Por mais que certos clichês acerca da partida daqueles que são queridos sejam indispensáveis, eu os recuso. Não por querer profanar uma tradição dos que optam pelo luto. Reconheço o luto como importante instrumento para o fechamento de um ciclo. Ignorá-lo, para alguns, é, no mínimo, um ato de imprudência. 

Repito, porém, que recuso certos clichês. Digo mais, recuso as lágrimas que mais pareciam ter vida própria quando caíram pelo meu rosto ao saber da tua partida, bom amigo. Recuso tudo isso, por saber que você odiaria frases feitas, odiaria fazer, mesmo de forma indireta, outras pessoas se sentirem tristes.

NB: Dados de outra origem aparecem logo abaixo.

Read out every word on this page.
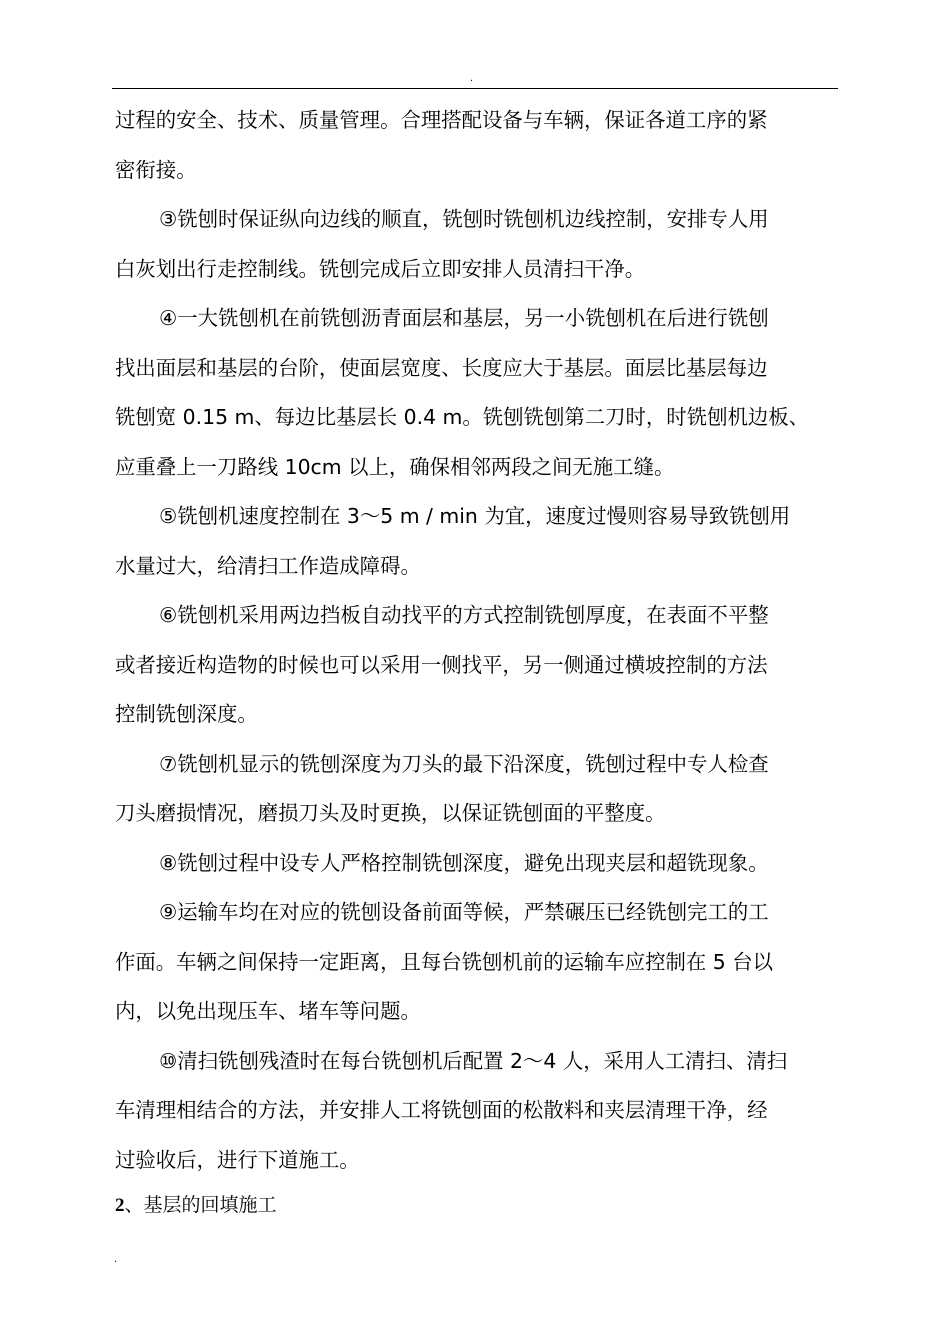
.

过程的安全、技术、质量管理。合理搭配设备与车辆，保证各道工序的紧
密衔接。

③铣刨时保证纵向边线的顺直，铣刨时铣刨机边线控制，安排专人用
白灰划出行走控制线。铣刨完成后立即安排人员清扫干净。

④一大铣刨机在前铣刨沥青面层和基层，另一小铣刨机在后进行铣刨
找出面层和基层的台阶，使面层宽度、长度应大于基层。面层比基层每边
铣刨宽 0.15 m、每边比基层长 0.4 m。铣刨铣刨第二刀时，时铣刨机边板、
应重叠上一刀路线 10cm 以上，确保相邻两段之间无施工缝。

⑤铣刨机速度控制在 3～5 m / min 为宜，速度过慢则容易导致铣刨用
水量过大，给清扫工作造成障碍。

⑥铣刨机采用两边挡板自动找平的方式控制铣刨厚度，在表面不平整
或者接近构造物的时候也可以采用一侧找平，另一侧通过横坡控制的方法
控制铣刨深度。

⑦铣刨机显示的铣刨深度为刀头的最下沿深度，铣刨过程中专人检查
刀头磨损情况，磨损刀头及时更换，以保证铣刨面的平整度。

⑧铣刨过程中设专人严格控制铣刨深度，避免出现夹层和超铣现象。

⑨运输车均在对应的铣刨设备前面等候，严禁碾压已经铣刨完工的工
作面。车辆之间保持一定距离，且每台铣刨机前的运输车应控制在 5 台以
内，以免出现压车、堵车等问题。

⑩清扫铣刨残渣时在每台铣刨机后配置 2～4 人，采用人工清扫、清扫
车清理相结合的方法，并安排人工将铣刨面的松散料和夹层清理干净，经
过验收后，进行下道施工。

2、基层的回填施工
.
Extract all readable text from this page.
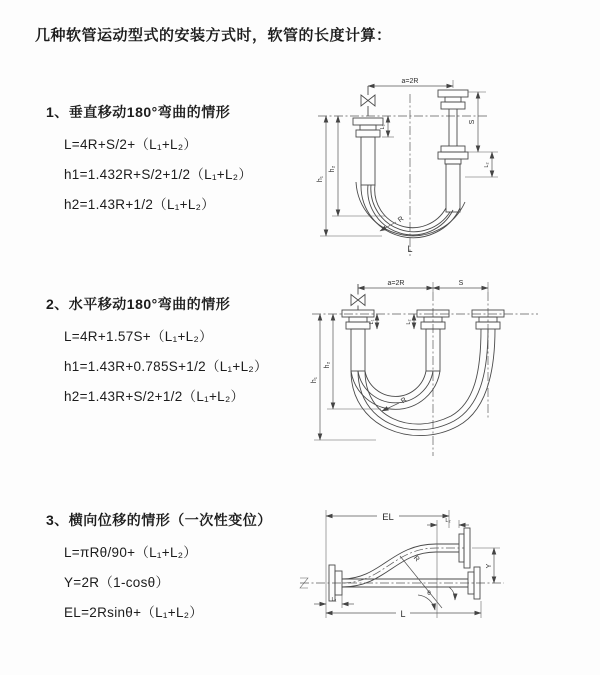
几种软管运动型式的安装方式时，软管的长度计算：
1、垂直移动180°弯曲的情形
L=4R+S/2+（L₁+L₂）
h1=1.432R+S/2+1/2（L₁+L₂）
h2=1.43R+1/2（L₁+L₂）
2、水平移动180°弯曲的情形
L=4R+1.57S+（L₁+L₂）
h1=1.43R+0.785S+1/2（L₁+L₂）
h2=1.43R+S/2+1/2（L₁+L₂）
3、横向位移的情形（一次性变位）
L=πRθ/90+（L₁+L₂）
Y=2R（1-cosθ）
EL=2Rsinθ+（L₁+L₂）
a=2R
h₁
h₂
L₁
S
L₂
R
L
a=2R	S
h₁
h₂
L₁	L₂
R
EL	L₂
Y
L
L₁
R
θ
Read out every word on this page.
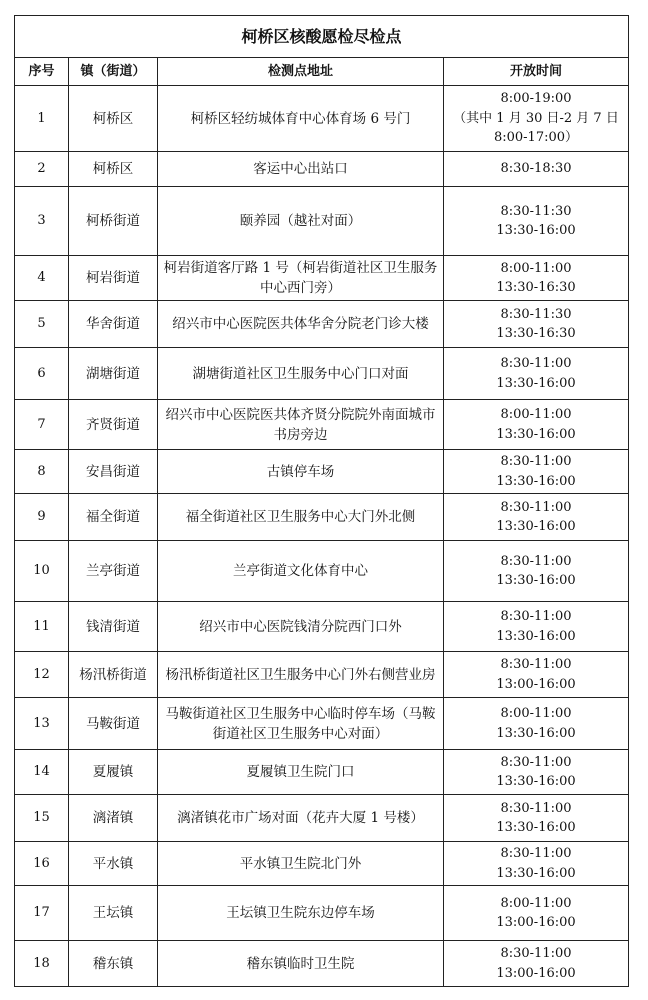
柯桥区核酸愿检尽检点			
序号	镇（街道）	检测点地址	开放时间
1	柯桥区	柯桥区轻纺城体育中心体育场 6 号门	8:00-19:00
（其中 1 月 30 日-2 月 7 日
8:00-17:00）
2	柯桥区	客运中心出站口	8:30-18:30
3	柯桥街道	颐养园（越社对面）	8:30-11:30
13:30-16:00
4	柯岩街道	柯岩街道客厅路 1 号（柯岩街道社区卫生服务中心西门旁）	8:00-11:00
13:30-16:30
5	华舍街道	绍兴市中心医院医共体华舍分院老门诊大楼	8:30-11:30
13:30-16:30
6	湖塘街道	湖塘街道社区卫生服务中心门口对面	8:30-11:00
13:30-16:00
7	齐贤街道	绍兴市中心医院医共体齐贤分院院外南面城市书房旁边	8:00-11:00
13:30-16:00
8	安昌街道	古镇停车场	8:30-11:00
13:30-16:00
9	福全街道	福全街道社区卫生服务中心大门外北侧	8:30-11:00
13:30-16:00
10	兰亭街道	兰亭街道文化体育中心	8:30-11:00
13:30-16:00
11	钱清街道	绍兴市中心医院钱清分院西门口外	8:30-11:00
13:30-16:00
12	杨汛桥街道	杨汛桥街道社区卫生服务中心门外右侧营业房	8:30-11:00
13:00-16:00
13	马鞍街道	马鞍街道社区卫生服务中心临时停车场（马鞍街道社区卫生服务中心对面）	8:00-11:00
13:30-16:00
14	夏履镇	夏履镇卫生院门口	8:30-11:00
13:30-16:00
15	漓渚镇	漓渚镇花市广场对面（花卉大厦 1 号楼）	8:30-11:00
13:30-16:00
16	平水镇	平水镇卫生院北门外	8:30-11:00
13:30-16:00
17	王坛镇	王坛镇卫生院东边停车场	8:00-11:00
13:00-16:00
18	稽东镇	稽东镇临时卫生院	8:30-11:00
13:00-16:00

A tristeza que sinto faz parte de um egoísmo material. Sei que estás conosco de uma forma muito mais interessante. Minha tristeza, e a daqueles que contigo conviveram, é por não mais poder absorver de você algo novo, algo bom, algo puro.

Minha tristeza, em particular, é por aquele projeto. O nosso projeto. Nosso projeto de transformar Santa Cruz numa cidade de ‘leitores de poesia’.  Dele, restou apenas, o sonho, que infelizmente, não terei competência de realizar sem tua sábia companhia.

Faço-lhe, portanto, a minha consideração em relação a sua partida: como diz o poeta Manoel Affonso, “Grandes impérios viram pó; grandes homens, poema”.

Fica em paz, segue em paz, Mestre Jorge Rodrigues!